How hard is algo trading? ›

(But that would involve paying interest, so it's a bit more complicated) So, algo trading is at the same time difficult and easy, it is difficult because you have to learn programming, mathematics, and finance, but it is easy because it is about going into a position and then getting out of a position.

How accurate is algo trading? ›

High Accuracy

Since algo-trading does not require human intervention to make buying or selling decisions, algo-trades have a much higher accuracy. They are free of all human-made errors. For example, the algorithm will not misenter the quantity of units meant to be traded.

Has anyone made money from algorithmic trading? ›

Yes, it is possible to make money with algorithmic trading. Algorithmic trading can provide a more systematic and disciplined approach to trading, which can help traders to identify and execute trades more efficiently than a human trader could.

Can I do algorithmic trading on my own? ›

To create algo-trading strategies, you need to have programming skills that help you control the technical aspects of the strategy. So, being a programmer or having experience in languages such as C++, Python, Java, and R will assist you in managing data and backtest engines on your own.

How much do Algo traders make? ›

Algorithmic Trader salary in India ranges between ₹ 2.5 Lakhs to ₹ 100.0 Lakhs with an average annual salary of ₹ 20.0 Lakhs.

What are the three rules of algorithm? ›

Answer: Algorithm: Algorithm is a set of steps defining the solution of particular problem. Algorithm is a human readable language like English. Rules for constructing an Algorithm: 1) Definiteness: 2) Finiteness: 3) Effectiveness: 4)Comment

Are algorithms easy to learn? ›

Your Dedication: Learning algorithms requires time and dedication. If you're committed to putting in the necessary effort, you'll find it easier to learn and master algorithms.

What are the 4 algorithms in machine learning? ›

There are four types of machine learning algorithms: supervised, semi-supervised, unsupervised and reinforcement.
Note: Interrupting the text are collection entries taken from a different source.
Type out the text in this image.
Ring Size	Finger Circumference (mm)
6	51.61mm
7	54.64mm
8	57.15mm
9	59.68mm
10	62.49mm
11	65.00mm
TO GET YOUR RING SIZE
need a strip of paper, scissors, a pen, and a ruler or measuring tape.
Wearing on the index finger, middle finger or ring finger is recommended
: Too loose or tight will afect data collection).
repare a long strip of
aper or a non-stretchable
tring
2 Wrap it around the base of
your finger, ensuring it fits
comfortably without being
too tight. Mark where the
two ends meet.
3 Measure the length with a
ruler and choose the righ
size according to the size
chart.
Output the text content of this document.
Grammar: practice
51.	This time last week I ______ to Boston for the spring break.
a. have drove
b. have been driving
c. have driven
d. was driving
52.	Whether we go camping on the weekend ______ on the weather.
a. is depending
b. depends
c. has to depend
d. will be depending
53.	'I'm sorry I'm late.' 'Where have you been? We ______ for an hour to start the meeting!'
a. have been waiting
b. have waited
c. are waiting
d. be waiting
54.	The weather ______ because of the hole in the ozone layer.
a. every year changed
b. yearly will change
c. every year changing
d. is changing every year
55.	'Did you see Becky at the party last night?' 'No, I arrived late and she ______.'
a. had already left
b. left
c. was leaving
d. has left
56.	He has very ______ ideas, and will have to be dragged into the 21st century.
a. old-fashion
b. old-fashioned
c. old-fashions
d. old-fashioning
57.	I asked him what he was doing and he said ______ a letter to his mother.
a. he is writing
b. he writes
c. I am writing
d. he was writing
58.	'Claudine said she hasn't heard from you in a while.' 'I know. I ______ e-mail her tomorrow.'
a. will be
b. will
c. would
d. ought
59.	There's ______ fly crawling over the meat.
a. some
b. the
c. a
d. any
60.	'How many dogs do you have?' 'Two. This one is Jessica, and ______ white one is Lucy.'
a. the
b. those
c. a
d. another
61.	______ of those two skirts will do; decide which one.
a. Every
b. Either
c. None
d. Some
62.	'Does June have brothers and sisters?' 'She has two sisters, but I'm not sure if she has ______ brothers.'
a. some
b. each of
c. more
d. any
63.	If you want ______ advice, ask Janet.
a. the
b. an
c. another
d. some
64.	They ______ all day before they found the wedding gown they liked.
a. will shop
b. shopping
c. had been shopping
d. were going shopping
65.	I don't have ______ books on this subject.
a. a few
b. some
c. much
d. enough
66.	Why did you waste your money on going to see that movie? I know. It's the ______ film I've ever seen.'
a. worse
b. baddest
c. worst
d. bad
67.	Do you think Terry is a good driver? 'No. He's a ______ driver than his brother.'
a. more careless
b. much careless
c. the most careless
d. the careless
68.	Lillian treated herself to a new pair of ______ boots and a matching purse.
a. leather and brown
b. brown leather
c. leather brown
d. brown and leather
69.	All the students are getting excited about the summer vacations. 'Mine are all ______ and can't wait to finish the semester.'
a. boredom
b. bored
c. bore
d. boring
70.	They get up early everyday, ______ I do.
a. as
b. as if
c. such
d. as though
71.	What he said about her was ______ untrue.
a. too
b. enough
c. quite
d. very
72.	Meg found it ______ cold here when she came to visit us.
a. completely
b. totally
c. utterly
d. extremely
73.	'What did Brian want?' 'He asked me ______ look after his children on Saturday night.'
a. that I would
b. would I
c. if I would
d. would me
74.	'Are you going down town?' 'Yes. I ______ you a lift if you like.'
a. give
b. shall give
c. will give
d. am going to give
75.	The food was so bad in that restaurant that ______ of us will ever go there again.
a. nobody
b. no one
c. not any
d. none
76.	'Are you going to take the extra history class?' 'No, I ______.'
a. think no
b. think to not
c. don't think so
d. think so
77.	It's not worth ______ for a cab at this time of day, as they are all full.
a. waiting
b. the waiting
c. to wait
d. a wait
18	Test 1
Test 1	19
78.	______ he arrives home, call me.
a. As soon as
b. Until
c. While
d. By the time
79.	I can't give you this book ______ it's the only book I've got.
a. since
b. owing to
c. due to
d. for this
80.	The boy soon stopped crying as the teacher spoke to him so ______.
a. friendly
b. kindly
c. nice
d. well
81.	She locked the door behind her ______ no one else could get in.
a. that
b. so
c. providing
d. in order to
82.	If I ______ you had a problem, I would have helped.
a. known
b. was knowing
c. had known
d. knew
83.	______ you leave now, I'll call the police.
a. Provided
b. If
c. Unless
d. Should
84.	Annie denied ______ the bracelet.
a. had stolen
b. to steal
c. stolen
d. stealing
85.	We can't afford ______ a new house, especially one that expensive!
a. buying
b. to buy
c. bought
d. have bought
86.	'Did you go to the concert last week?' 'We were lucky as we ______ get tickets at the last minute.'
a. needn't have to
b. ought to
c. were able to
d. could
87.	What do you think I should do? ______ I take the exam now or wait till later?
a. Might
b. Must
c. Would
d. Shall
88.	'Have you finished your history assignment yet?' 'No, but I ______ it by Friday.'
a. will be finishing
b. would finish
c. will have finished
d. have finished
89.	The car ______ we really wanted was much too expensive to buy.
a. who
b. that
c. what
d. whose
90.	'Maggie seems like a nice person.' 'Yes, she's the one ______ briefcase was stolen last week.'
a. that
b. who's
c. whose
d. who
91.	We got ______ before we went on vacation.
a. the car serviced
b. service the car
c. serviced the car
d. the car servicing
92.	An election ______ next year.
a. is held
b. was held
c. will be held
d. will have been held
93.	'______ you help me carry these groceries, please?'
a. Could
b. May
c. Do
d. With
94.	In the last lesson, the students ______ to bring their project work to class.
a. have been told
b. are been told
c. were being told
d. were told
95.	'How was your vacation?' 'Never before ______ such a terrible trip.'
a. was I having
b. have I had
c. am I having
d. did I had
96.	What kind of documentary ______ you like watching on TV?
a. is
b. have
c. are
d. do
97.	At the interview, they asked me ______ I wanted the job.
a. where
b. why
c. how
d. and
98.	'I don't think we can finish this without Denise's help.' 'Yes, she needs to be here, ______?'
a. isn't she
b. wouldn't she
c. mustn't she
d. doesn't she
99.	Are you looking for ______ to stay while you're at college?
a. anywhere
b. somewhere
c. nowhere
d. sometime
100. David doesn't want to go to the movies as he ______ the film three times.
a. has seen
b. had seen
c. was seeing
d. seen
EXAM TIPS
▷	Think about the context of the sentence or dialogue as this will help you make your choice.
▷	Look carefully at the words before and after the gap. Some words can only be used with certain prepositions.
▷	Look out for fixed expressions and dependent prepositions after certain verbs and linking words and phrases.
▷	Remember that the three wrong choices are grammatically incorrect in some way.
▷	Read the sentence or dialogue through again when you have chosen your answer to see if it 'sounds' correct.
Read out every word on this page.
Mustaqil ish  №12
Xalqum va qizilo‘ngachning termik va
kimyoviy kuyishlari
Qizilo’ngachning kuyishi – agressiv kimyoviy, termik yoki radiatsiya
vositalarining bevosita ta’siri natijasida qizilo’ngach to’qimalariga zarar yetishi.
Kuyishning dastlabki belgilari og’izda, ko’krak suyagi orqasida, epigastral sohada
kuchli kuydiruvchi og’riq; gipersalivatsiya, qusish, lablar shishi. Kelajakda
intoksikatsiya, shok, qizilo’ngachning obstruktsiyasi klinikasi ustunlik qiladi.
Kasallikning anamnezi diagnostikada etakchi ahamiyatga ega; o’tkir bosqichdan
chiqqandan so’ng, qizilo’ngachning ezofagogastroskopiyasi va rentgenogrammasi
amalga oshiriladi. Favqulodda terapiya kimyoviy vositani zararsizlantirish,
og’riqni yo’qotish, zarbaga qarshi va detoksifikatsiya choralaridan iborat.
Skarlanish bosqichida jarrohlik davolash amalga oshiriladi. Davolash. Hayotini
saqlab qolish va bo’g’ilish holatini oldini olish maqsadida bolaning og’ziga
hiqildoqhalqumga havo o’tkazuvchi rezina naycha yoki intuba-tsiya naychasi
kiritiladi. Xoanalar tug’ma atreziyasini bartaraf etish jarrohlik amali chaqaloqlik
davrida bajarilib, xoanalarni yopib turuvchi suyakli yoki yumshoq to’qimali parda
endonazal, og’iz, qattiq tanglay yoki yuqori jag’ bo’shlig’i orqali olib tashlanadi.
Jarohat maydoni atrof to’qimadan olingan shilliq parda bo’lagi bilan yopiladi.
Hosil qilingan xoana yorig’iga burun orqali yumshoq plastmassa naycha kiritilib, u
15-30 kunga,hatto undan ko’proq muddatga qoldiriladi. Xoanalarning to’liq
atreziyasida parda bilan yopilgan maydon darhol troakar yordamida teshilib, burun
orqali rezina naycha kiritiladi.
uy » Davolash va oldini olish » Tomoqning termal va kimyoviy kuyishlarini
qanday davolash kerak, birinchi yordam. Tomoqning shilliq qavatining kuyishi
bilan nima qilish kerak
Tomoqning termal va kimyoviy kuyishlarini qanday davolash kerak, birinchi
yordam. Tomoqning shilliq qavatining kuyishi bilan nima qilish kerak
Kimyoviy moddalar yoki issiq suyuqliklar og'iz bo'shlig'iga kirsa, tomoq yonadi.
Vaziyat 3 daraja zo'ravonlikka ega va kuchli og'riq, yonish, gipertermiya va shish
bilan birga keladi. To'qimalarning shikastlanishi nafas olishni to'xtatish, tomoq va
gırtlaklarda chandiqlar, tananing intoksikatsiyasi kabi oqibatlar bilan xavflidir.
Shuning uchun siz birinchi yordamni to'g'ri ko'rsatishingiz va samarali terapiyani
What are the 4 stages of algorithm design? ›

There are four steps to algorithm methodology.
  • Design: Identify the problem and thoroughly understand it.
  • Analyze how efficient the code is in solving the problem.
  • Implement: Writing and coding the algorithm.
  • Experiment with different variables in the algorithm.
Mar 23, 2020

What are the different types of algorithms? ›

Structural or Problem-solving Strategies
  • Dynamic programming algorithms. ...
  • Brute force algorithms. ...
  • Recursive algorithms. ...
  • Greedy Algorithms. ...
  • Divide and conquer algorithms. ...
  • Backtracking algorithms. ...
  • Randomized algorithms.

What are the major forms of algorithm? ›

An algorithm can take many forms, such as a mathematical formula, a flowchart, or a written set of instructions. Some common examples of algorithms include sorting algorithms, searching algorithms, and encryption algorithms.